Never in history had there been so persistent and indomitable a resistance against overwhelming numbers as that which Frederick sustained for so many years against his numerous foes. At length, when hope seemed almost at an end, and it appeared as if nothing could save the Prussian kingdom from overthrow, death came to the aid of the courageous monarch. The Empress Elizabeth of Russia died, and Frederick’s bitterest foe was removed. The new monarch, Peter III., was an ardent admirer of Frederick, and at once discharged all the Prussian prisoners in his hands, and signed a treaty of alliance with Prussia. Sweden quickly did the same, leaving Frederick with no opponents but the Austrians. Four months more sufficed to bring his remaining foes to terms, and by the end of the year 1762 the distracting Seven Years’ War was at an end, the indomitable Frederick remaining in full possession of Silesia, the great bone of contention in the war.
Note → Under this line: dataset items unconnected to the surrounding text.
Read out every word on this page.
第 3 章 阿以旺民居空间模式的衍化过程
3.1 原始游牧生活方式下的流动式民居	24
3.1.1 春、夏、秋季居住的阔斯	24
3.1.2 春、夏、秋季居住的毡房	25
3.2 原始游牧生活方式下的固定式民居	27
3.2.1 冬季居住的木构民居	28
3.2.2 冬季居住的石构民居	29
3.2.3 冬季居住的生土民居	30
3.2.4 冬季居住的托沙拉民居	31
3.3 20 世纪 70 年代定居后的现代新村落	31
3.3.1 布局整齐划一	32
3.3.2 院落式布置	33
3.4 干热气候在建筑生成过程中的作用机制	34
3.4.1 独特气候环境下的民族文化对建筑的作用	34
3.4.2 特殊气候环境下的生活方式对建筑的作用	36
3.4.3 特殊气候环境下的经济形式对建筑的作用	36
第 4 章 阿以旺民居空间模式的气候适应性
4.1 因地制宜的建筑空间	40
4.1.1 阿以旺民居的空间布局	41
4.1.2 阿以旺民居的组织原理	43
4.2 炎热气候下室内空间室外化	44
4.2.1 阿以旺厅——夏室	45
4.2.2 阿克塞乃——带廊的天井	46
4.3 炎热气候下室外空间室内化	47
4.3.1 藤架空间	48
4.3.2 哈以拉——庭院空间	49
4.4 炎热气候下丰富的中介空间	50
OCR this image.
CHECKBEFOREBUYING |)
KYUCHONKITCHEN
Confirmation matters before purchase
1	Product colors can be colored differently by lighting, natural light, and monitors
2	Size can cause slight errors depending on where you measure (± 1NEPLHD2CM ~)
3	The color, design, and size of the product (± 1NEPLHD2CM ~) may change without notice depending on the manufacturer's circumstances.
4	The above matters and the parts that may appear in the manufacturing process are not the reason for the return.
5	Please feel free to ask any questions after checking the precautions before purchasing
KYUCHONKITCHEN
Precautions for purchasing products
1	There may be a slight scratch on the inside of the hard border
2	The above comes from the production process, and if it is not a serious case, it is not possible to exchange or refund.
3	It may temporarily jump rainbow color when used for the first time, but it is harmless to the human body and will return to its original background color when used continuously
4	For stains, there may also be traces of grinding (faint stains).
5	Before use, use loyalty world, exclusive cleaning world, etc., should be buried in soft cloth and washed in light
His resolution and perseverance had raised Prussia to a high position among the kingdoms of Europe, and laid the foundations of the present empire of Germany.
THE PATRIOTS OF THE TYROL.
On the 9th of April, 1809, down the river Inn, in the Tyrol, came floating a series of planks, from whose surface waved little red flags. What they meant the Bavarian soldiers, who held that mountain land with a hand of iron, could not conjecture. But what they meant the peasantry well knew. On the day before peace had ruled throughout the Alps, and no Bavarian dreamed of war. Those flags were the signal for insurrection, and on their appearance the brave mountaineers sprang at once to arms and flew to the defence of the bridges of their country, which the Bavarians were marching to destroy, as an act of defence against the Austrians.
On the 10th the storm of war burst. Some Bavarian sappers had been sent to blow up the bridge of St. Lorenzo. But hardly had they begun their work, when a shower of bullets from unseen marksmen swept the bridge. Several were killed; the rest took to flight; the Tyrol was in revolt.